Le phénomène « Zemmur » ne se contourne pas. Qu’on le nomme « il », le « non-candidat », EZ ou Zemmur pour se la jouer clin d’œil en évoquant le mur qu’il devrait se prendre, il a envahi médias, plateaux, conversations et sondages. Et tant pis si les uns le créditent de 13 % d’intentions de vote ou 17 et plus : les instituts de sondage essaient à tout prix de donner le chiffre le plus haut pour conforter leur ratio de citation.
Amha, Zemmour est un anti-Coluche (ou un nanti-coqueluche) en tout point opposé à la manière de ce météore de l’humour et de l’amour, comme je l’ai déjà exprimé. Il devrait, comme le clown disparu, s’éliminer d’ici à quelques mois car, comme Coluche, il sait qu’il n’a aucune des qualités ou des défauts requis pour incarner un président de la République à la française.

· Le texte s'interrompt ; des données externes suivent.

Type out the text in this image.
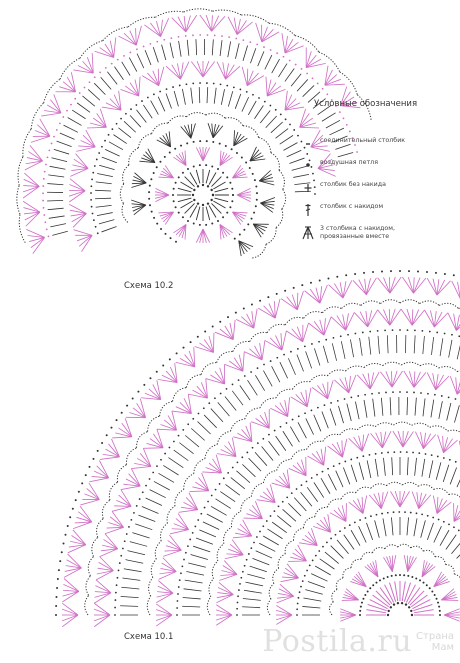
Условные обозначения
соединительный столбик
воздушная петля
столбик без накида
столбик с накидом
3 столбика с накидом,
провязанные вместе
Схема 10.2
Схема 10.1	Postila.ru Страна
Мам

N’en déplaise à son déjà biographe, Geoffroy Lejeune, directeur de la rédaction de Valeurs actuelles, qui se prend pour un devin en publiant Zemmour président, après en avoir fait la une de son magazine. Quoi que l’on puisse partager des obsessions racistes et sexistes du chroniqueur de plateau, elles ne suffisent pas à garantir à ce pays qui se relève d’une crise majeure une gouvernance éclairée, pondérée, économiquement maîtrisée, écologiquement audacieuse. Zemmour président ne s’imagine pas, qu’on le voie présider aux destinées de l’Europe en 2022 dans la caricature d’un Orban ou même un simple conseil des ministres où il serait question d’autre chose que du « grand remplacement » ou de la reconduite des immigrés illégaux aux frontières. Sur le plan des grandes options économiques, il a pour conseiller Loïk Le Floch-Prigent, condamné à de la prison à plusieurs reprises ! Zemmour est monophasé. Inapte à tout poste autre que débatteur et polémiste, et encore, confiné dans une seule thématique qui tire l’humain vers le bas à force de vouloir restaurer un prototype de Français·e dit caucasien.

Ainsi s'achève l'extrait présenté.